Although Neufeld, 25, is “stoked” about fighting in Las Vegas and has given the fight plenty of hype, he said the reward is going to be celebrating the win with his family and friends.
“When I get there, it’s just going to be another ring. I’m going to go in there, do my thing, beat a guy’s ass, get paid for it, and go celebrate with my family in Vegas, of all places,” said Neufeld in an interview.
“I have a troop of people making the trip.”
But standing in front of Neufeld and a Vegas celebration is a tough opponent in Leavitt, who has four of his five victories, including amateur, by submission.
Neufeld said he’s well aware of Leavitt’s skill on the mat, and will look to keep the fight standing and walk out of the cage with a knockout.
“I really believe lighting is going to strike, and it’s going to strike on his jaw,” said Neufeld.
“If I don’t knock him out in the first, I’m prepared to go the full three rounds. It could end up being gritty. He’s tough and has good endurance.”
While Neufeld isn’t looking past Leavitt, he said it’s been confirmed his next fight will be back home in Lethbridge, Alta., when Z-Promotions returns for Fight Night 8 on Jan. 25.
But since reaching 3-0 in his professional career, Neufeld said he’s been taking heat from certain people, including Mahon, for accepting easy fights, and said he would only be proving those people right if he accepted a fight with Mahon, if he had a below .500 record.

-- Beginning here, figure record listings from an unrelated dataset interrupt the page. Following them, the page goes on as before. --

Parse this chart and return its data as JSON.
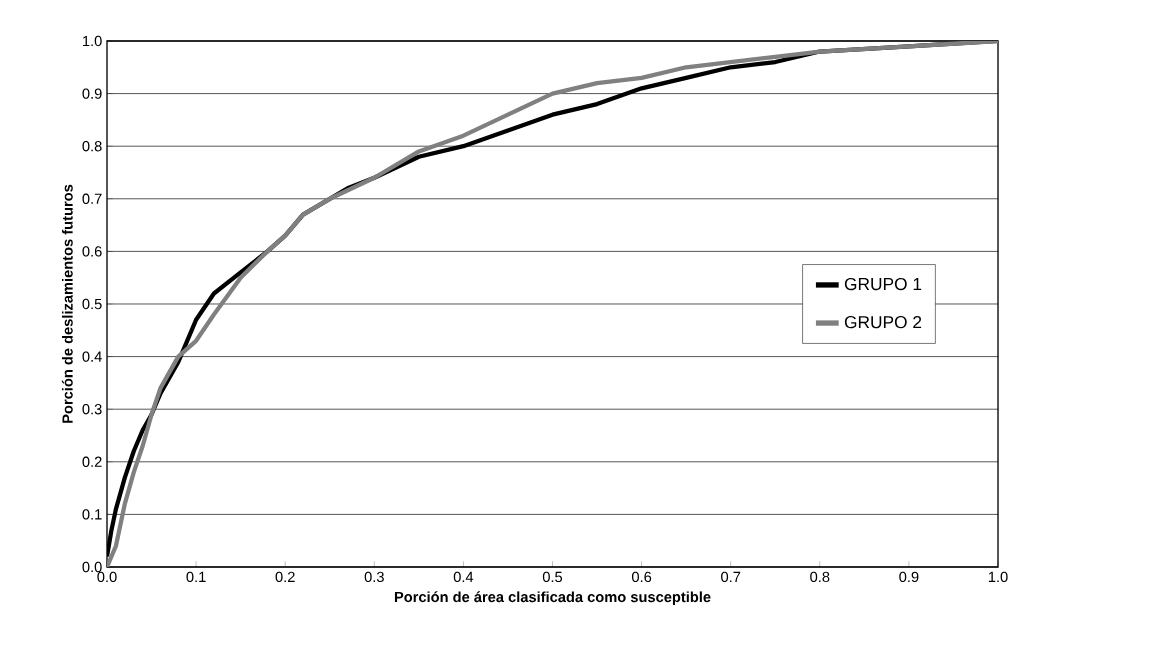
{
  "chart_data": {
    "type": "line",
    "xlabel": "Porción de área clasificada como susceptible",
    "ylabel": "Porción de deslizamientos futuros",
    "xlim": [
      0,
      1
    ],
    "ylim": [
      0,
      1
    ],
    "xticks": [
      {
        "value": 0,
        "label": "0.0"
      },
      0.1,
      0.2,
      0.3,
      0.4,
      0.5,
      0.6,
      0.7,
      0.8,
      0.9,
      {
        "value": 1,
        "label": "1.0"
      }
    ],
    "yticks": [
      {
        "value": 0,
        "label": "0.0"
      },
      0.1,
      0.2,
      0.3,
      0.4,
      0.5,
      0.6,
      0.7,
      0.8,
      0.9,
      {
        "value": 1,
        "label": "1.0"
      }
    ],
    "grid": "y",
    "legend": "right",
    "marker": "none",
    "line_style": "solid",
    "series": [
      {
        "name": "GRUPO 1",
        "color": "#000000",
        "x": [
          0,
          0.005,
          0.01,
          0.02,
          0.03,
          0.04,
          0.05,
          0.06,
          0.07,
          0.08,
          0.09,
          0.1,
          0.12,
          0.15,
          0.18,
          0.2,
          0.22,
          0.25,
          0.27,
          0.3,
          0.35,
          0.4,
          0.45,
          0.5,
          0.55,
          0.6,
          0.65,
          0.7,
          0.75,
          0.8,
          0.9,
          1.0
        ],
        "values": [
          0.02,
          0.07,
          0.11,
          0.17,
          0.22,
          0.26,
          0.29,
          0.33,
          0.36,
          0.39,
          0.43,
          0.47,
          0.52,
          0.56,
          0.6,
          0.63,
          0.67,
          0.7,
          0.72,
          0.74,
          0.78,
          0.8,
          0.83,
          0.86,
          0.88,
          0.91,
          0.93,
          0.95,
          0.96,
          0.98,
          0.99,
          1.0
        ]
      },
      {
        "name": "GRUPO 2",
        "color": "#808080",
        "x": [
          0,
          0.01,
          0.02,
          0.03,
          0.04,
          0.05,
          0.06,
          0.07,
          0.08,
          0.1,
          0.12,
          0.15,
          0.18,
          0.2,
          0.22,
          0.25,
          0.3,
          0.35,
          0.4,
          0.45,
          0.5,
          0.55,
          0.6,
          0.65,
          0.7,
          0.75,
          0.8,
          0.9,
          1.0
        ],
        "values": [
          0.0,
          0.04,
          0.12,
          0.18,
          0.23,
          0.29,
          0.34,
          0.37,
          0.4,
          0.43,
          0.48,
          0.55,
          0.6,
          0.63,
          0.67,
          0.7,
          0.74,
          0.79,
          0.82,
          0.86,
          0.9,
          0.92,
          0.93,
          0.95,
          0.96,
          0.97,
          0.98,
          0.99,
          1.0
        ]
      }
    ]
  }
}
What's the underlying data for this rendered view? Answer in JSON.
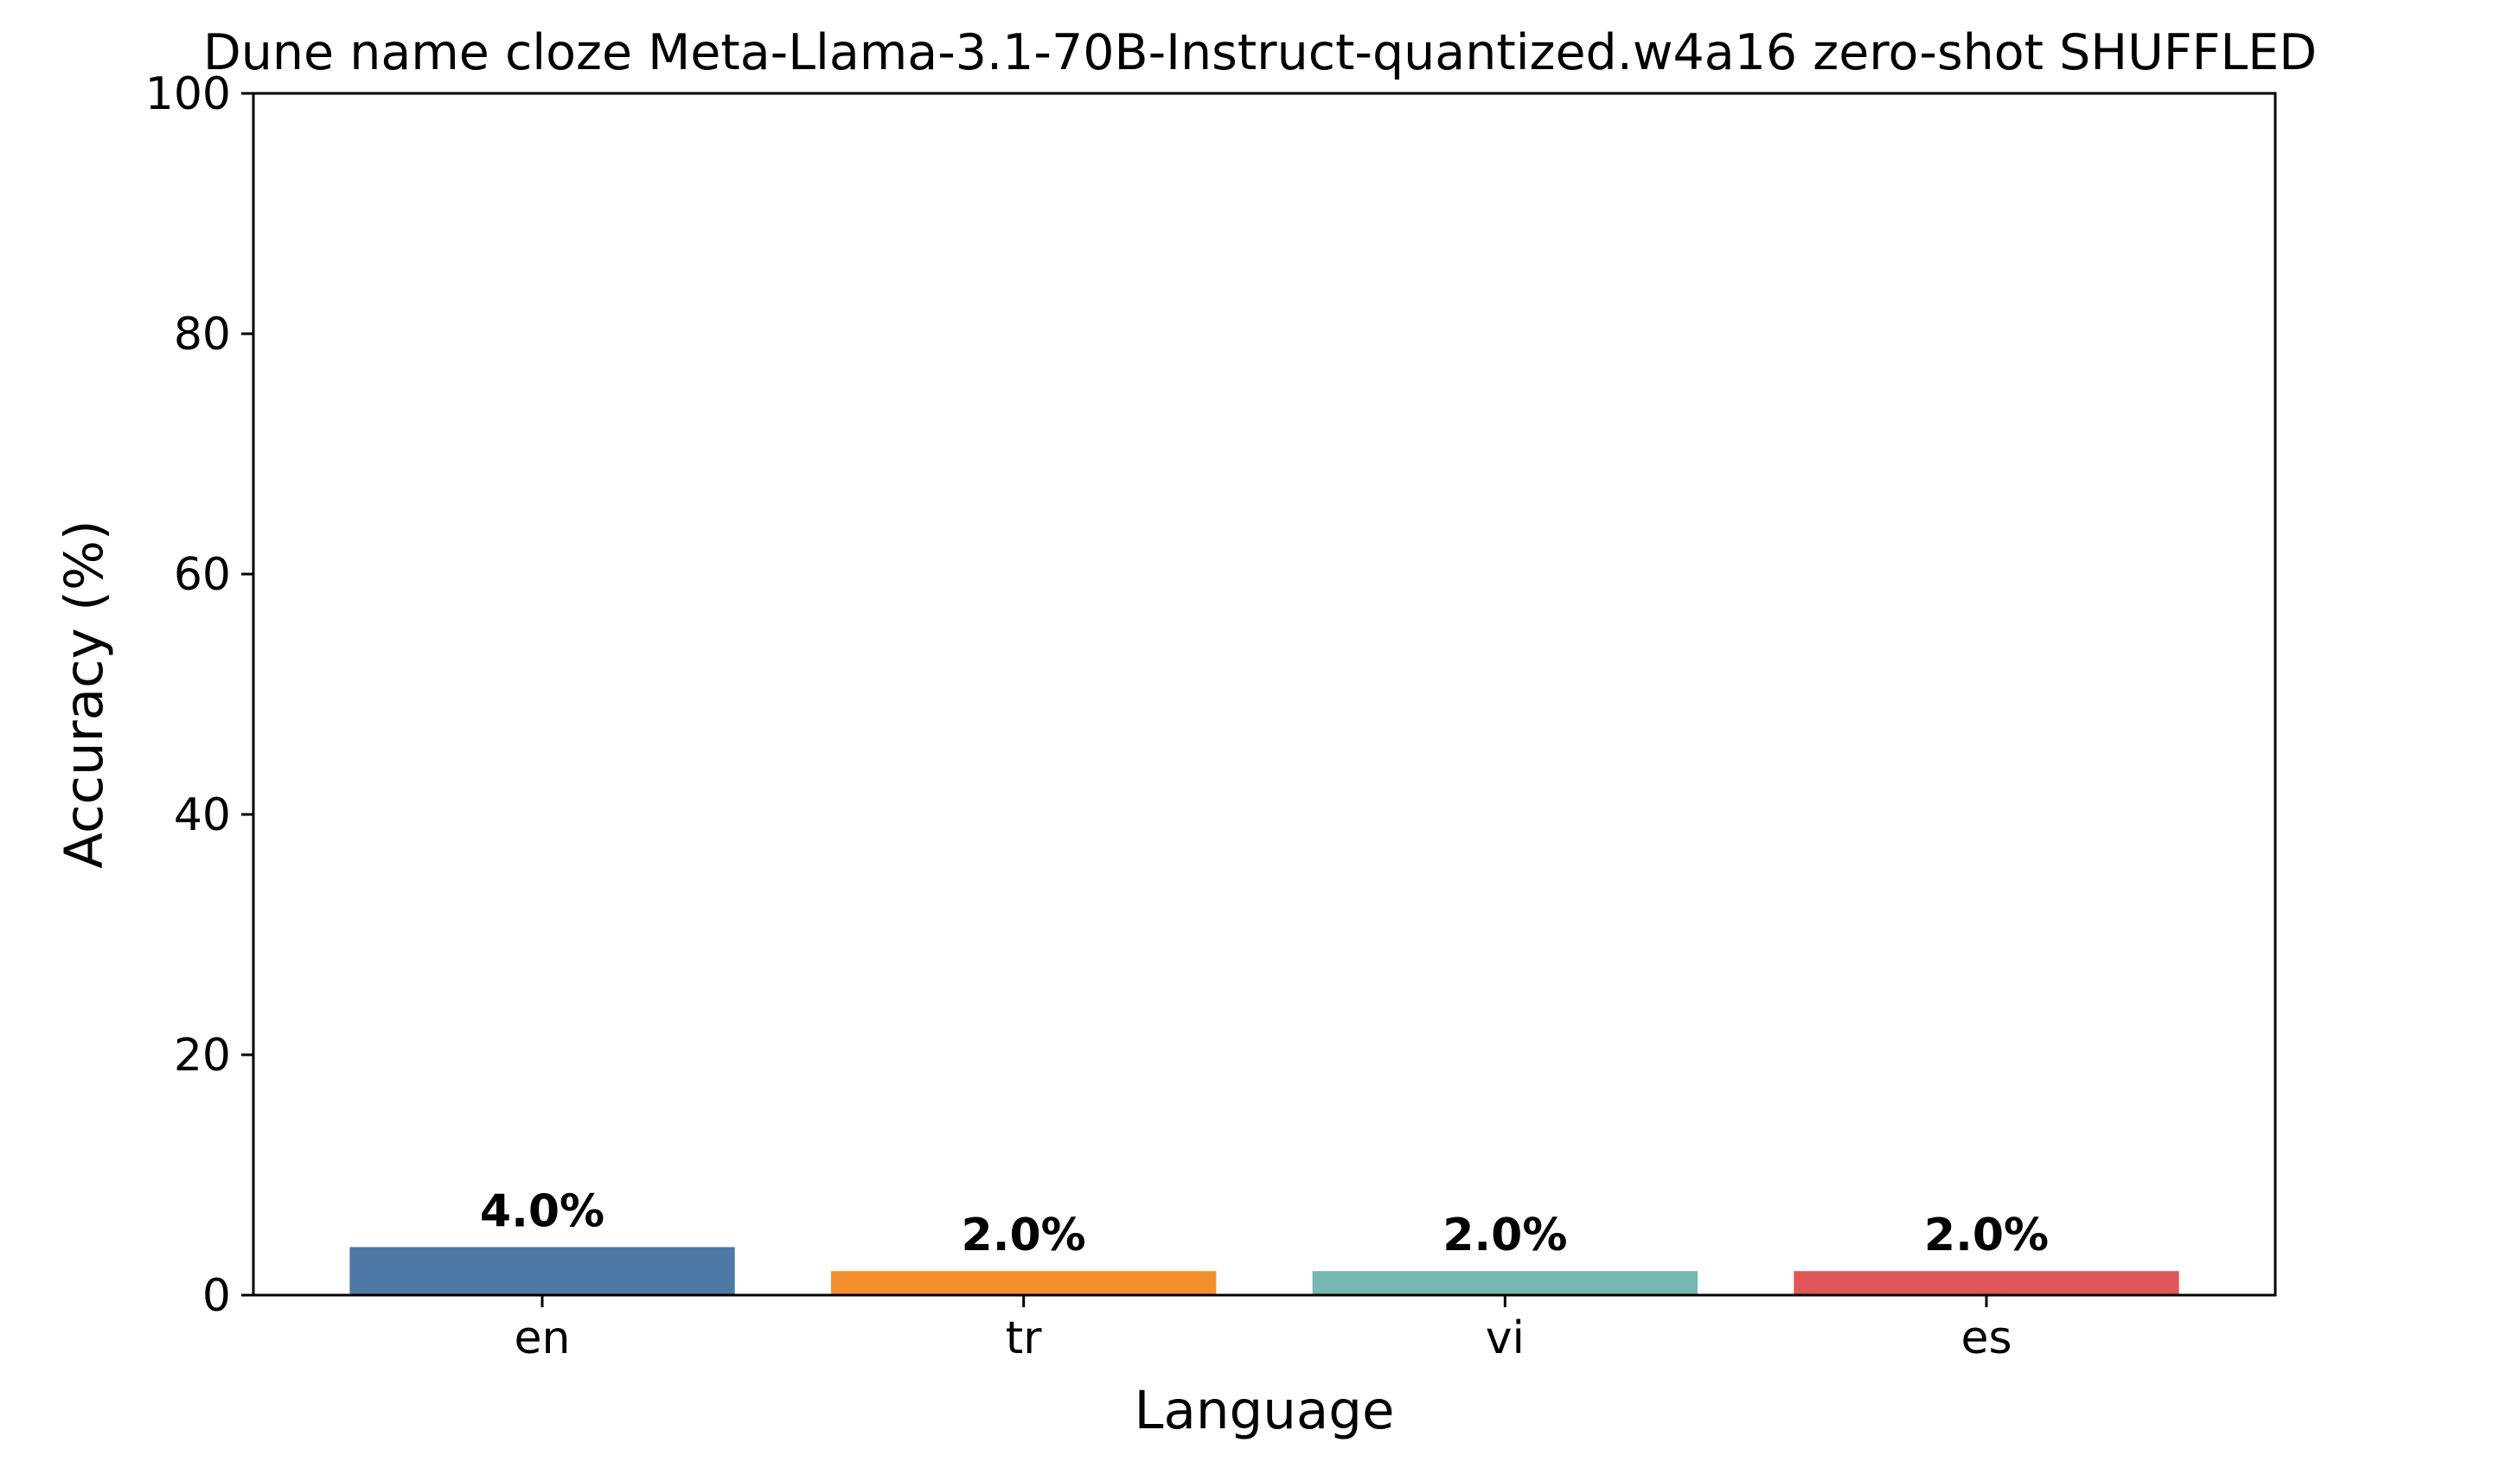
{
  "chart_data": {
    "type": "bar",
    "title": "Dune name cloze Meta-Llama-3.1-70B-Instruct-quantized.w4a16 zero-shot SHUFFLED",
    "xlabel": "Language",
    "ylabel": "Accuracy (%)",
    "categories": [
      "en",
      "tr",
      "vi",
      "es"
    ],
    "values": [
      4.0,
      2.0,
      2.0,
      2.0
    ],
    "data_labels": [
      "4.0%",
      "2.0%",
      "2.0%",
      "2.0%"
    ],
    "colors": [
      "#4e79a7",
      "#f28e2b",
      "#76b7b2",
      "#e15759"
    ],
    "ylim": [
      0,
      100
    ],
    "yticks": [
      0,
      20,
      40,
      60,
      80,
      100
    ],
    "grid": false,
    "legend": false
  }
}
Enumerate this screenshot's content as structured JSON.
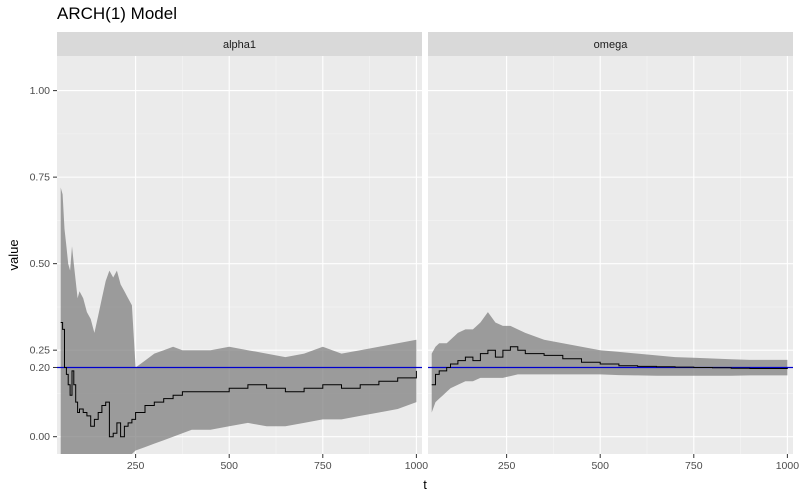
{
  "chart_data": {
    "type": "line",
    "title": "ARCH(1) Model",
    "xlabel": "t",
    "ylabel": "value",
    "xlim": [
      40,
      1015
    ],
    "ylim": [
      -0.05,
      1.1
    ],
    "x_ticks": [
      250,
      500,
      750,
      1000
    ],
    "y_ticks": [
      0.0,
      0.2,
      0.25,
      0.5,
      0.75,
      1.0
    ],
    "y_tick_labels": [
      "0.00",
      "0.20",
      "0.25",
      "0.50",
      "0.75",
      "1.00"
    ],
    "grid": true,
    "reference_line": {
      "y": 0.2,
      "color": "#0000cc"
    },
    "series_color": "#000000",
    "band_color": "#808080",
    "panels": [
      {
        "name": "alpha1",
        "x": [
          50,
          55,
          60,
          65,
          70,
          75,
          80,
          85,
          90,
          95,
          100,
          110,
          120,
          130,
          140,
          150,
          160,
          170,
          180,
          190,
          200,
          210,
          220,
          230,
          240,
          250,
          275,
          300,
          325,
          350,
          375,
          400,
          450,
          500,
          550,
          600,
          650,
          700,
          750,
          800,
          850,
          900,
          950,
          1000
        ],
        "values": [
          0.33,
          0.31,
          0.2,
          0.18,
          0.15,
          0.12,
          0.19,
          0.15,
          0.1,
          0.07,
          0.08,
          0.07,
          0.06,
          0.03,
          0.05,
          0.07,
          0.09,
          0.1,
          0.0,
          0.01,
          0.04,
          0.0,
          0.03,
          0.04,
          0.05,
          0.07,
          0.09,
          0.1,
          0.11,
          0.12,
          0.13,
          0.13,
          0.13,
          0.14,
          0.15,
          0.14,
          0.13,
          0.14,
          0.15,
          0.14,
          0.15,
          0.16,
          0.17,
          0.19
        ],
        "lower": [
          -0.05,
          -0.05,
          -0.05,
          -0.05,
          -0.05,
          -0.05,
          -0.05,
          -0.05,
          -0.05,
          -0.05,
          -0.05,
          -0.05,
          -0.05,
          -0.05,
          -0.05,
          -0.05,
          -0.05,
          -0.05,
          -0.05,
          -0.05,
          -0.05,
          -0.05,
          -0.05,
          -0.05,
          -0.05,
          -0.04,
          -0.03,
          -0.02,
          -0.01,
          0.0,
          0.01,
          0.02,
          0.02,
          0.03,
          0.04,
          0.03,
          0.03,
          0.04,
          0.05,
          0.05,
          0.06,
          0.07,
          0.08,
          0.1
        ],
        "upper": [
          0.72,
          0.7,
          0.6,
          0.55,
          0.5,
          0.48,
          0.55,
          0.5,
          0.45,
          0.4,
          0.42,
          0.4,
          0.36,
          0.34,
          0.3,
          0.35,
          0.4,
          0.45,
          0.48,
          0.46,
          0.48,
          0.44,
          0.42,
          0.4,
          0.38,
          0.2,
          0.22,
          0.24,
          0.25,
          0.26,
          0.25,
          0.25,
          0.25,
          0.26,
          0.25,
          0.24,
          0.23,
          0.24,
          0.26,
          0.24,
          0.25,
          0.26,
          0.27,
          0.28
        ]
      },
      {
        "name": "omega",
        "x": [
          50,
          60,
          70,
          80,
          90,
          100,
          120,
          140,
          160,
          180,
          200,
          220,
          240,
          260,
          280,
          300,
          350,
          400,
          450,
          500,
          550,
          600,
          650,
          700,
          750,
          800,
          850,
          900,
          950,
          1000
        ],
        "values": [
          0.15,
          0.18,
          0.19,
          0.19,
          0.2,
          0.21,
          0.22,
          0.23,
          0.22,
          0.24,
          0.25,
          0.23,
          0.25,
          0.26,
          0.25,
          0.24,
          0.235,
          0.225,
          0.215,
          0.21,
          0.205,
          0.203,
          0.202,
          0.201,
          0.2,
          0.199,
          0.198,
          0.197,
          0.197,
          0.198
        ],
        "lower": [
          0.07,
          0.1,
          0.11,
          0.12,
          0.13,
          0.14,
          0.15,
          0.16,
          0.16,
          0.17,
          0.17,
          0.17,
          0.17,
          0.175,
          0.18,
          0.18,
          0.18,
          0.18,
          0.18,
          0.18,
          0.178,
          0.177,
          0.176,
          0.176,
          0.176,
          0.176,
          0.176,
          0.177,
          0.177,
          0.177
        ],
        "upper": [
          0.24,
          0.26,
          0.27,
          0.27,
          0.27,
          0.28,
          0.3,
          0.31,
          0.31,
          0.33,
          0.36,
          0.33,
          0.32,
          0.32,
          0.31,
          0.3,
          0.28,
          0.27,
          0.26,
          0.25,
          0.245,
          0.24,
          0.235,
          0.23,
          0.228,
          0.226,
          0.224,
          0.222,
          0.222,
          0.222
        ]
      }
    ]
  }
}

“If he has a losing record coming out of his next fight, there’s no way I’m fighting him,” said Neufeld.
“If he wins his next fight and wants to fight me in January, I’d love to make his wish come true.”
Leavitt Standing Strong
On the opposite side of the cage, Leavitt is looking to ensure Neufeld won’t be undefeated heading into a potential matchup with Mahon, while also remaining undefeated himself.
Although he’s shown a strong jiu-jitsu game so far in his young career, Leavitt said he’s confident in his ability to win this fight, no matter where it goes.
“If I see an opening to enforce my will, I’m going to take it to the ground and do what I usually do in all my fights,” said Leavitt in an interview.
“But I also feel very confident on the feet, and I’m not worried wherever this fight goes.”
With Leavitt being a Las Vegas resident, this will be a hometown fight for the 23-year-old training out of Syndicate MMA.
And while he may have support from the heavy majority of the crowd in attendance, Leavitt said he has one fan who will make enough noise for the entire building.
“The cheers from the crowd probably aren’t going to get to me because my mom is louder than everybody put together,” said Leavitt.
“When my mom is on the sideline, it’s already like I have the whole crowd behind me.”
Following a successful undefeated amateur career, Leavitt kicked off his professional career with a submission win back in Oct. 2017, and doesn’t plan on taking his first loss on Friday.
Although Neufeld is “a nice Canadian dude,” Leavitt said he intends on sending him home with his first loss as a professional.
“I’m going to pressure him, he’s going to try to push me back, but won’t be able to, and I think he’s going to panic,” said Leavitt.
“When that happens, I’m going to find a way to capitalize on it and finish the fight.”
“I just want to thank my friends, my family and my training partners because I can’t do what I want to do with my life without them.”